Poll of belief in ghosts and the supernatural, commissioned by Theos and published on 13 April 2009
Date Published: 12 Apr 2009
Categories: Public and communities | Social | UK
Research published today by Theos, the public theology think tank, reveals a strong belief in ghosts and the supernatural across the UK.
The comparison with the 1950s is especially striking. In 1950, only 10% of the public told Gallup that they believed in ghosts, and just 2% thought they had seen one. In 1951, only 7% of the public said they believed in predicting the future by cards and 6% by stars.
A regional breakdown of the latest research (see attached map and table) found that:
· London has the highest proportion of people in the UK who believe in ghosts (50%) astrology/horoscopes (26%) and heaven (69%).
· Scotland has the highest proportion of people in the UK who believe in fortune telling/tarot (18%).
· Wales has the highest proportion of people who believe in reincarnation (32%).
The latest Theos research may point to a slight increase in scepticism about certain aspects of the supernatural. In 1998, 18% of the public said they believed in fortune telling or tarot, and 38% in astrology. 40% said they believed in ghosts, and 15% said that they had 'personal experience' of ghosts. In 2004, 42% of the population claimed to believe in ghosts, a slight increase on the 1998 figure.

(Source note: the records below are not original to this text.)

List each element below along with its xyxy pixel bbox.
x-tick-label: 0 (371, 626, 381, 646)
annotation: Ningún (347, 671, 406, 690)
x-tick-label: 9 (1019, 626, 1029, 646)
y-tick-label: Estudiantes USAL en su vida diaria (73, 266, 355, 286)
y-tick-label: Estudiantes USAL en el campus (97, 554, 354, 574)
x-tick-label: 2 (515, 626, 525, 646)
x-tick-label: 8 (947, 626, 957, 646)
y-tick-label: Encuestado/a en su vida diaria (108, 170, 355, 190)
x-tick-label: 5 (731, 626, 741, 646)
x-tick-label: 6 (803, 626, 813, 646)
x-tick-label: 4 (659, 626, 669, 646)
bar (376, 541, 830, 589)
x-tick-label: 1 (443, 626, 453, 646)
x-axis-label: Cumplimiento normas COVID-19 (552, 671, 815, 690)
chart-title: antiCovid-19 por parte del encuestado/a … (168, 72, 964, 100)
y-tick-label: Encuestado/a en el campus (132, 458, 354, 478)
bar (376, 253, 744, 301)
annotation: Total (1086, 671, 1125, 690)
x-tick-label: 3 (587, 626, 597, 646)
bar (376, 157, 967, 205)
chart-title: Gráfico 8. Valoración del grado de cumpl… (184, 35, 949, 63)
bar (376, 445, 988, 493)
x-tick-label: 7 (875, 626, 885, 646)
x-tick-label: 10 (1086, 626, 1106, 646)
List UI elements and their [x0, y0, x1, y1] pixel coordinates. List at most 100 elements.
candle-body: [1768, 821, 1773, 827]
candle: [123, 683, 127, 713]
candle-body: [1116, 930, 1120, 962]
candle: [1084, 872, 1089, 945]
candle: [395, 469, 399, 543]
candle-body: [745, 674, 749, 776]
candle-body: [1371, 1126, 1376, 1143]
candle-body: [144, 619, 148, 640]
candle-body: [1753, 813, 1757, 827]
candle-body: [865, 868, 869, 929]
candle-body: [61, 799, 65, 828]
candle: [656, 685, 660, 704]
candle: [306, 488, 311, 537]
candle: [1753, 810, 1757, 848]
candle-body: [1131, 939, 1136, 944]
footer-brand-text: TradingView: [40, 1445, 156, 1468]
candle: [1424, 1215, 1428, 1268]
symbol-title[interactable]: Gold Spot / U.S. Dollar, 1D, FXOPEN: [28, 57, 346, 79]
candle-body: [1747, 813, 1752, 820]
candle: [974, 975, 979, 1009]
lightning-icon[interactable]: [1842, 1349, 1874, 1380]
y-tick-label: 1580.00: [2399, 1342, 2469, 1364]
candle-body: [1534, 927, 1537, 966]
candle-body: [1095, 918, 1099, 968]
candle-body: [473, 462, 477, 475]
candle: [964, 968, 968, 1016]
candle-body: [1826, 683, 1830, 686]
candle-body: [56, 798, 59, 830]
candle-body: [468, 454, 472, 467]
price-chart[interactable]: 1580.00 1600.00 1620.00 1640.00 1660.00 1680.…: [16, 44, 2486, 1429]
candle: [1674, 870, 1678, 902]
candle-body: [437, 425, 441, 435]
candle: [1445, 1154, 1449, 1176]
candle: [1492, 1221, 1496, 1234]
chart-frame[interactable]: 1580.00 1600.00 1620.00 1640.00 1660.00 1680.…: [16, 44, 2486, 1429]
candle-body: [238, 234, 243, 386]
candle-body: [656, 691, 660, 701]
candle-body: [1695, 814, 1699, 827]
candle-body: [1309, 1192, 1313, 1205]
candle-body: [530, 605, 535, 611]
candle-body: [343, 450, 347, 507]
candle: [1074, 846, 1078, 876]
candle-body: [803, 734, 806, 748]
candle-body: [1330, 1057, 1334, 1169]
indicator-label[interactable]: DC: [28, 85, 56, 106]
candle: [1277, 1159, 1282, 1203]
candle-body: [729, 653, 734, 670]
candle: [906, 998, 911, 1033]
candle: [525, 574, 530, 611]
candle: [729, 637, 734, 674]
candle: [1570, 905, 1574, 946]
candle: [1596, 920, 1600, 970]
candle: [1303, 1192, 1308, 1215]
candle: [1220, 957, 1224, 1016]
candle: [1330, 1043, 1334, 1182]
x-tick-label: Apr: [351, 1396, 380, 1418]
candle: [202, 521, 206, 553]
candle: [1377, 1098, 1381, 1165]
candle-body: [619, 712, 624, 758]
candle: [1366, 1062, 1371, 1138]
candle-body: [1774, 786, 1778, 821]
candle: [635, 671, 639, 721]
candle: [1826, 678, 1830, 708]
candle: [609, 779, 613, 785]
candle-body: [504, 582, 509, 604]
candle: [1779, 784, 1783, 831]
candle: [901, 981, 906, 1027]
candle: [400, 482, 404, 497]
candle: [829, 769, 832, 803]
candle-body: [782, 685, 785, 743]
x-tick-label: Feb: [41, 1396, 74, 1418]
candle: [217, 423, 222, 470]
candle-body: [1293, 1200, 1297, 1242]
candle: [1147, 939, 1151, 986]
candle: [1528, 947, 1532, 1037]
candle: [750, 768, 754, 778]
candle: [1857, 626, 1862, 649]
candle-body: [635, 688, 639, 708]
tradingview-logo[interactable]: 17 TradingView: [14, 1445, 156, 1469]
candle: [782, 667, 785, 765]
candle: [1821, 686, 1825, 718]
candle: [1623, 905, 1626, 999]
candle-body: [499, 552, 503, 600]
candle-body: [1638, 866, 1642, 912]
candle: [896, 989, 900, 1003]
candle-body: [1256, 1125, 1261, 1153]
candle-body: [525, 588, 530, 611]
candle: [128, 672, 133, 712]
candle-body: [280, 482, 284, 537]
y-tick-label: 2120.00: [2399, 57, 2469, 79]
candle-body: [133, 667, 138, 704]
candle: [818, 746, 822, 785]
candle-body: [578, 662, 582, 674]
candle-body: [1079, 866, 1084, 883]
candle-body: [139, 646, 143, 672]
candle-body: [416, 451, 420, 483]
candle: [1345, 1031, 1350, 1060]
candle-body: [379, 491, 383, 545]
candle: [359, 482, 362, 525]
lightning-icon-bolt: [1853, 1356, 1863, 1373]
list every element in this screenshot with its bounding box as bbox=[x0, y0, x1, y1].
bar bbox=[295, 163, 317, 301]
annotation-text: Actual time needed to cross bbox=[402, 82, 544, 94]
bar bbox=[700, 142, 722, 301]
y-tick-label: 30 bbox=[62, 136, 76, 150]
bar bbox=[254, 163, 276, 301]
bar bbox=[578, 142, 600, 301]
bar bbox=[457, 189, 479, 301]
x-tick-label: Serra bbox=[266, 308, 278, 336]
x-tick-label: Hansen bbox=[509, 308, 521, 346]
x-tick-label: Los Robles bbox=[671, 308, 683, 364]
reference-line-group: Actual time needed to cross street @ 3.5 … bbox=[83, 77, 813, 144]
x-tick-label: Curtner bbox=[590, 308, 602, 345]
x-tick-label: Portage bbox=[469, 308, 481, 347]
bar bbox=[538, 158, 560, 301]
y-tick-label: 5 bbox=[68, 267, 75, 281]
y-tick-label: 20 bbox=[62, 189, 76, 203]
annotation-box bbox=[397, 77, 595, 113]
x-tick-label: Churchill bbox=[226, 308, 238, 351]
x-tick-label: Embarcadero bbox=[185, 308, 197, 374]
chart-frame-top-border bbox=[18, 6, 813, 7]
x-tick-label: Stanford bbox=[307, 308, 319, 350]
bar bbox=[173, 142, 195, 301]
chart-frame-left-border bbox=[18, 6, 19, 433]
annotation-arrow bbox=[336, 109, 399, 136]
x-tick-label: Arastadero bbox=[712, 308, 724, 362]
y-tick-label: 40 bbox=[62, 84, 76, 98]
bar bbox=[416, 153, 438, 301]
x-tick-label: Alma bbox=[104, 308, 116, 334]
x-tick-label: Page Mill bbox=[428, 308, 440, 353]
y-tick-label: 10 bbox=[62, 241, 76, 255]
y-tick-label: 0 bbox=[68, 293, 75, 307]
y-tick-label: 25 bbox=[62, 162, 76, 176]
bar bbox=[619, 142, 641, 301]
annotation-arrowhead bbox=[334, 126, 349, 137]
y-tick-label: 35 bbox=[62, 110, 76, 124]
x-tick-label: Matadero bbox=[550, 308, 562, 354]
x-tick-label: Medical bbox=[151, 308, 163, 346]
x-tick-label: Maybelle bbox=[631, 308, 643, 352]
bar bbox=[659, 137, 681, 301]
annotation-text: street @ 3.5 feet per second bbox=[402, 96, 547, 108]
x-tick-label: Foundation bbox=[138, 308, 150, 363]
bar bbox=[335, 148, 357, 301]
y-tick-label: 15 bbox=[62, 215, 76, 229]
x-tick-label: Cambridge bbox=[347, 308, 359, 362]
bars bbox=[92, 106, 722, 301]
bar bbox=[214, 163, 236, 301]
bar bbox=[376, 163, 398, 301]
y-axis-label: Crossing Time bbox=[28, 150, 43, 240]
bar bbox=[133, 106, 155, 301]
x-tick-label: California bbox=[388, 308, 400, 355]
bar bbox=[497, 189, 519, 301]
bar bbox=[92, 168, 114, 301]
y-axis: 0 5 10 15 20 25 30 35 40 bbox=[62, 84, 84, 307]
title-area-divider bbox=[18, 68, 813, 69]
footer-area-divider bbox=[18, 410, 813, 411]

Commenting on the research, Paul Woolley, the director of Theos, said:
"The enlightenment optimism in the ability of science and reason to explain everything ended decades ago.
"The extent of belief will probably surprise people, but the finding is consistent with other research we have undertaken.
"The results indicate that people have a very diverse and unorthodox set of beliefs.
"Our research may point to a slight increase in scepticism about aspects of the supernatural over the last ten years.
Notes to editors:ComRes interviewed 2,060 adults between October 14 and November 21, 2008. Data were weighted to be demographically representative of all UK adults.